TORONTO -- Paul Maurice knows from two seasons as coach of the Maple Leafs how difficult a market Toronto can be when the team is losing.

The pressure, he says, is real.

"If you're saying something good about a player, he's a rock star, and if a guy has a tough night and you want to deal with the media honestly, you've got to be careful about how hard you go at his play because then the next day or maybe even that day, it's a drive-by shooting," Maurice said Friday after the Winnipeg Jets' practice.

"They'll find something that's not going and it's 40 people in the stall figuring out whether they should trade him, play him more or execute him."

Maurice, a Jack Adams Award contender as coach of the year this season with Winnipeg, didn't make the playoffs in his two years with the Leafs, missing by one point in 2006-07. He said the market doesn't change the pressure of winning but does affect a coach trying to control his message within the locker-room.

"It takes a while to get a handle on it. I don't know that I ever did," Maurice said. "I thought Pat Quinn was probably the best at it because for the most part everybody was a little afraid of him.

"He might've come across the podium so that helped. And then I think he also got to the point he really didn't care, so he said what he wanted."

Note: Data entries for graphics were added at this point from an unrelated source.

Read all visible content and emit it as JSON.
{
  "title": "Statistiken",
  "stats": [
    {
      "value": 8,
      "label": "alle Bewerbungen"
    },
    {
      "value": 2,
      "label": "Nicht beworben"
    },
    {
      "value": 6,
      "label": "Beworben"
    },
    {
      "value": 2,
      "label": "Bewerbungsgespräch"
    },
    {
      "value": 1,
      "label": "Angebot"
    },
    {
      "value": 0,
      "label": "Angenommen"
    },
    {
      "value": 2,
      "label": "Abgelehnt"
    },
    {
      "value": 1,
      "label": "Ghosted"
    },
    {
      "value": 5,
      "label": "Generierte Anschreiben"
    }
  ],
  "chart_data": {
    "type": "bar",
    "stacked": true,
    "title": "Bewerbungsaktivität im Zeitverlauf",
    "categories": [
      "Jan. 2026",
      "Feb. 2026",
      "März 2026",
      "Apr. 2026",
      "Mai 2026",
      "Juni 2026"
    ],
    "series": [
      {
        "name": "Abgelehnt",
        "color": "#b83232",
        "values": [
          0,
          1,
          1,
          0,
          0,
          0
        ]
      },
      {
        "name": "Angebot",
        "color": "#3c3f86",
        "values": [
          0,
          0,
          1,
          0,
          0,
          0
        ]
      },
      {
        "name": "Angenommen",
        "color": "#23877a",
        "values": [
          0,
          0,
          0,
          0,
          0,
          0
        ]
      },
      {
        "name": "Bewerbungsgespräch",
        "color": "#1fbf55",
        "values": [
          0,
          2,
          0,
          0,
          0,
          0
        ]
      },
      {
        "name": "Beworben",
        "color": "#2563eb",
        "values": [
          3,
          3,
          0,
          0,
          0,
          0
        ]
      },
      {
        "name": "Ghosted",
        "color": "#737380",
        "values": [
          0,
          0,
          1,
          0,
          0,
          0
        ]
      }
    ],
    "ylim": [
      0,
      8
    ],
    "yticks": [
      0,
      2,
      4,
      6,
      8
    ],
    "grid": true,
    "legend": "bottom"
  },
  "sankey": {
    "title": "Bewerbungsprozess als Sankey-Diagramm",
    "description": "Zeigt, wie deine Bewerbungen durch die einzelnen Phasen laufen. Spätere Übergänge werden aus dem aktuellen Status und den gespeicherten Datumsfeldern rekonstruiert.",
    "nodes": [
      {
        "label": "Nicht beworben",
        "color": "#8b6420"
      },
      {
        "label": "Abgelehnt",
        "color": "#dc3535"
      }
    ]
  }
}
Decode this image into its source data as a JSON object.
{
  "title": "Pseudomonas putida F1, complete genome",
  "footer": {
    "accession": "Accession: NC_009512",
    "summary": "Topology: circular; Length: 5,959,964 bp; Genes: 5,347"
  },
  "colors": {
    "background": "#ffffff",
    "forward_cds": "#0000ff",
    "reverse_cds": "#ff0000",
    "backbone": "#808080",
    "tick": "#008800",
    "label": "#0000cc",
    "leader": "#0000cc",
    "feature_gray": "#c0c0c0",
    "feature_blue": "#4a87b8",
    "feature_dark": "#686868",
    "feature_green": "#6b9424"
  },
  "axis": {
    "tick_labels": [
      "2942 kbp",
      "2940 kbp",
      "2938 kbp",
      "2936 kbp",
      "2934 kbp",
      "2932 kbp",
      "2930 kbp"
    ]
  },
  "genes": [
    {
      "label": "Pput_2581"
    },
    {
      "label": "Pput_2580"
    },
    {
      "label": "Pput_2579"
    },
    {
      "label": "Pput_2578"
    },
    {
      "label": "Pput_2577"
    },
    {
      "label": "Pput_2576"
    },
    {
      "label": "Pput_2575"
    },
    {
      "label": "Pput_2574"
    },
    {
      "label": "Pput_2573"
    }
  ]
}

Maurice, who has been head coach of the Hartford Whalers, Carolina Hurricanes (twice), Leafs and Jets, said there's a difference between Toronto, the other Canadian markets, traditional U.S. ones and then the non-traditional ones.

One key to playing or coaching in Toronto, Maurice said, was having a keen awareness of what the market is like.

"Certain guys are really good at working the market here and certain guys weren't," Maurice said. "It can have an effect on how you're viewed as a player in the market."